2017 Dances With Films Festival

On Saturday evening, D-Love (2016) had its auspicious West Coast début at Hollywood’s 2017 Dances With Films Festival. Created by the husband and wife team of writer Dave Rogers and director Elena Beuca, it’s about hitting rock bottom and what to do about it.

The couple stars as Dan and Stefania Michaels, fictionalized versions of themselves in a story based on real events. After an overseas trip, Dan and Stefania arrive at LAX jet lagged and stressed after losing their luggage. A tall young man with a Hare Krishna haircut approaches Stefania asking for a “ride east.” The young man is Ditlev Darmakaya, a well spoken Danish traveler. He’s a yoga practitioner with a philosophical approach to life. Stefania is skeptical while Dan takes to him, shortening his hard to pronounce name to the handle D-Love, inviting him home.

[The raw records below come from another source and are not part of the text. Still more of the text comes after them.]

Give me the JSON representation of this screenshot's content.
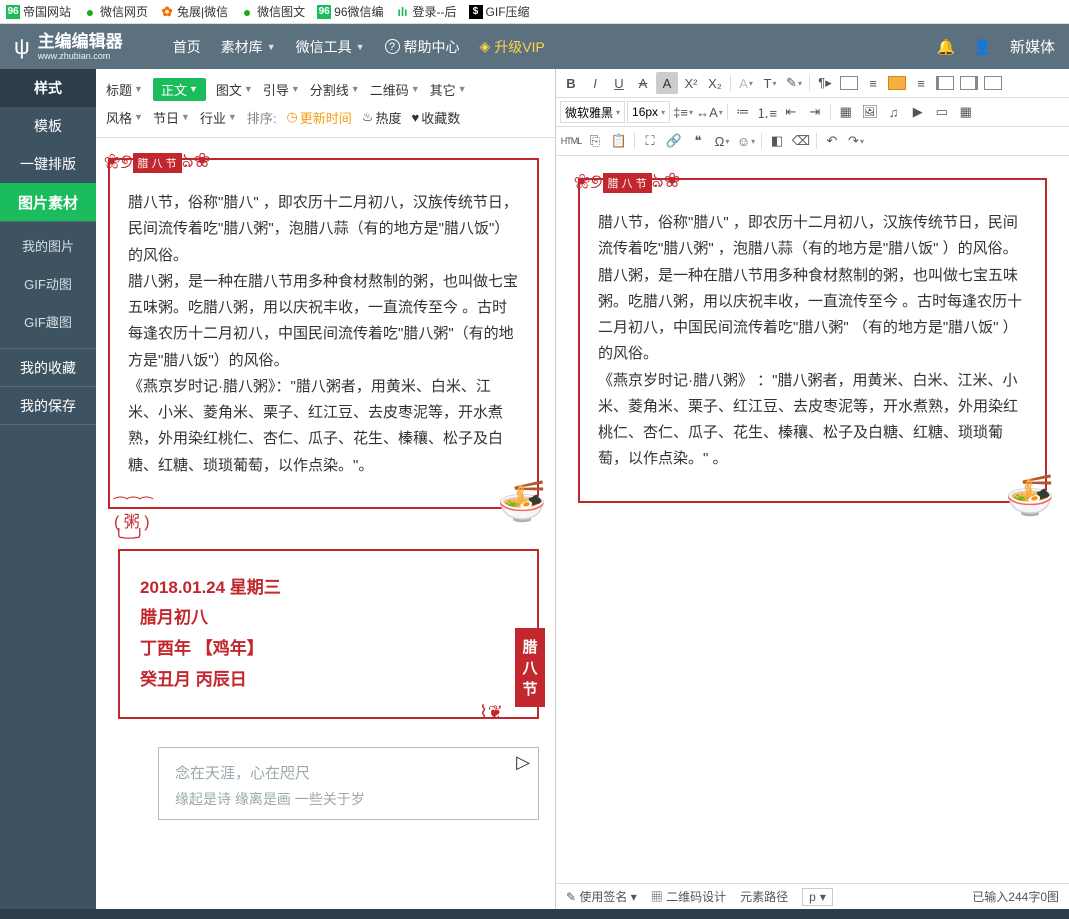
{
  "bookmarks": [
    {
      "label": "帝国网站",
      "icon": "96",
      "cls": "g96"
    },
    {
      "label": "微信网页",
      "icon": "●",
      "cls": "wx"
    },
    {
      "label": "兔展|微信",
      "icon": "✿",
      "cls": "or"
    },
    {
      "label": "微信图文",
      "icon": "●",
      "cls": "wx"
    },
    {
      "label": "96微信编",
      "icon": "96",
      "cls": "g96"
    },
    {
      "label": "登录--后",
      "icon": "ılı",
      "cls": "bars"
    },
    {
      "label": "GIF压缩",
      "icon": "$",
      "cls": "blk"
    }
  ],
  "brand": {
    "title": "主编编辑器",
    "sub": "www.zhubian.com"
  },
  "nav": {
    "home": "首页",
    "materials": "素材库",
    "wxtools": "微信工具",
    "help": "帮助中心",
    "vip": "升级VIP",
    "newmedia": "新媒体"
  },
  "sidebar": {
    "style": "样式",
    "template": "模板",
    "layout": "一键排版",
    "imgmat": "图片素材",
    "myimg": "我的图片",
    "gifanim": "GIF动图",
    "giffun": "GIF趣图",
    "fav": "我的收藏",
    "save": "我的保存"
  },
  "filters": {
    "row1": [
      "标题",
      "正文",
      "图文",
      "引导",
      "分割线",
      "二维码",
      "其它"
    ],
    "row2": {
      "style": "风格",
      "holiday": "节日",
      "industry": "行业",
      "sort": "排序:",
      "time": "更新时间",
      "hot": "热度",
      "fav": "收藏数"
    },
    "clock": "◷",
    "fire": "♨",
    "heart": "♥"
  },
  "laba": {
    "badge": "腊 八 节",
    "p1": "腊八节，俗称\"腊八\" ，即农历十二月初八，汉族传统节日，民间流传着吃\"腊八粥\"，泡腊八蒜（有的地方是\"腊八饭\"）的风俗。",
    "p2": "腊八粥，是一种在腊八节用多种食材熬制的粥，也叫做七宝五味粥。吃腊八粥，用以庆祝丰收，一直流传至今 。古时每逢农历十二月初八，中国民间流传着吃\"腊八粥\"（有的地方是\"腊八饭\"）的风俗。",
    "p3": "《燕京岁时记·腊八粥》：\"腊八粥者，用黄米、白米、江米、小米、菱角米、栗子、红江豆、去皮枣泥等，开水煮熟，外用染红桃仁、杏仁、瓜子、花生、榛穰、松子及白糖、红糖、琐琐葡萄，以作点染。\"。",
    "badge_w": "腊 八 节"
  },
  "datecard": {
    "l1": "2018.01.24 星期三",
    "l2": "腊月初八",
    "l3": "丁酉年 【鸡年】",
    "l4": "癸丑月 丙辰日",
    "v1": "腊",
    "v2": "八",
    "v3": "节"
  },
  "poem": {
    "l1": "念在天涯，心在咫尺",
    "l2": "缘起是诗   缘离是画   一些关于岁"
  },
  "laba_edit": {
    "p1": "腊八节，俗称\"腊八\"  ，即农历十二月初八，汉族传统节日，民间流传着吃\"腊八粥\"  ，泡腊八蒜（有的地方是\"腊八饭\"  ）的风俗。",
    "p2": "腊八粥，是一种在腊八节用多种食材熬制的粥，也叫做七宝五味粥。吃腊八粥，用以庆祝丰收，一直流传至今 。古时每逢农历十二月初八，中国民间流传着吃\"腊八粥\"  （有的地方是\"腊八饭\"  ）的风俗。",
    "p3": "《燕京岁时记·腊八粥》 ：\"腊八粥者，用黄米、白米、江米、小米、菱角米、栗子、红江豆、去皮枣泥等，开水煮熟，外用染红桃仁、杏仁、瓜子、花生、榛穰、松子及白糖、红糖、琐琐葡萄，以作点染。\"  。"
  },
  "toolbar": {
    "font": "微软雅黑",
    "size": "16px",
    "html": "HTML"
  },
  "status": {
    "sig": "使用签名",
    "qr": "二维码设计",
    "path": "元素路径",
    "p": "p",
    "count": "已输入244字0图"
  }
}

Dan and Stefania are at a crossroads. Their attempt to have children hasn’t worked. Stefania has a bad boss at a high pressure job while master chef Dan hasn’t worked full-time in years, still traumatized over the death of his parents. It’s all coming to a head and will the other worldly house guest hurt or help? He speaks cryptically and seems as alien as Jeff Bridges in Starman (1984) or David Bowie in The Man Who Fell to Earth (1976).

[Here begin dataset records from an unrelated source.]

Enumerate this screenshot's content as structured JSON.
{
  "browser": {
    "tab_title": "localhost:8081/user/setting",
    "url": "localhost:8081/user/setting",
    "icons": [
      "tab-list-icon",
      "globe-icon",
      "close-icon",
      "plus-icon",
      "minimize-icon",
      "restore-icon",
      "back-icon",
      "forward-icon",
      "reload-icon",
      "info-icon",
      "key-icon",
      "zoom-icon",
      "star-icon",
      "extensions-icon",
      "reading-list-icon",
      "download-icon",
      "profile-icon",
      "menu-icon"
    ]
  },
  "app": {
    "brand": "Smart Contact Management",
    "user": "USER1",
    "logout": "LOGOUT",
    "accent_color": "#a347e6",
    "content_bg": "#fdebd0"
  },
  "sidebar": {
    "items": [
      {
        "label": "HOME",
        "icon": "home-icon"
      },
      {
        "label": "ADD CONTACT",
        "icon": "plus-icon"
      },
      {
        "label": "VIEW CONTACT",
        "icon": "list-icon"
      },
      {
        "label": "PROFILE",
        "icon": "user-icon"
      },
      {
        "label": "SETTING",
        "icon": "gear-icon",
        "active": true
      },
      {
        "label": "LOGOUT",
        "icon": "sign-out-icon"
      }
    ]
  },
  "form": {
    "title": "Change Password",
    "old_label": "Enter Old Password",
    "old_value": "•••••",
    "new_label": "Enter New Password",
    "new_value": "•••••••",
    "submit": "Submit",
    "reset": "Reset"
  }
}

SIX DEGREES OF SEPARATION (1993)

Part of the fun is trying to guess if Burning Man bound D-Love is who he says he is. Dan’s best friend Shawn (Billy Howerdel) is another skeptic. We’ve all heard of nice, middle class couples taken in by con men or con women. The Will Smith character posing as the son of Sidney Poitier in Six Degrees of Separation (1993) is a prime example. If Jesus or Buddha showed up without proper identification, would we let him into  our home?

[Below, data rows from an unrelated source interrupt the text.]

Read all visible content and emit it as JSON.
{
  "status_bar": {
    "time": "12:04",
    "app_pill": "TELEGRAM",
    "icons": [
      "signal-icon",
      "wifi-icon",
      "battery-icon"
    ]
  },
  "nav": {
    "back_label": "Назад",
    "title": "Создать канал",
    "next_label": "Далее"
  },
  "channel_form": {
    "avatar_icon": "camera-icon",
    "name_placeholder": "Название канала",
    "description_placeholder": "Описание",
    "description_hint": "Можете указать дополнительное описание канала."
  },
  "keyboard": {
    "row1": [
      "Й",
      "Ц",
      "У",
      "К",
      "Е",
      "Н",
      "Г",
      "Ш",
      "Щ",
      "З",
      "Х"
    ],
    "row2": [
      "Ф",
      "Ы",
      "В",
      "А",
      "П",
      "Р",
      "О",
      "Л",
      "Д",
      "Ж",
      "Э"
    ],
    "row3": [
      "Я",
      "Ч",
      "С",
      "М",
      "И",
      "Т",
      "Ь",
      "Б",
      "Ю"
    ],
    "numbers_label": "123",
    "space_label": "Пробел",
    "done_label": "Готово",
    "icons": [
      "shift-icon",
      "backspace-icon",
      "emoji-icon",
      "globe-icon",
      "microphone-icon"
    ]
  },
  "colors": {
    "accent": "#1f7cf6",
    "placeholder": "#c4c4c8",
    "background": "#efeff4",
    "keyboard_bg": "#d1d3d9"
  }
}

Jeff Bridges, Karen Allen in Starman (1984)

Stefania also has a deep wound. She wants to believe D-Love, but he reminds her of someone in her past who had the same dreams. Dan is opening up and starting to change for the better influenced by his new friend. Because of her defensiveness, can Stefania?

D-Love is Beuca’s first feature, a remarkably self-assured adaptation of Rogers’ screenplay which ranges from absurd comic moments to heartbreaking tragedy.

Editing is by David Hefner. The naturalistic cinematography is by Pierluigi Malavasi with added vintage looking sequences shot by the director in her native Transylvania, Romania.

Elena Beuca appears with the film at the Vero Beach Wine and Film Festival on Friday June 9 at 12 pm.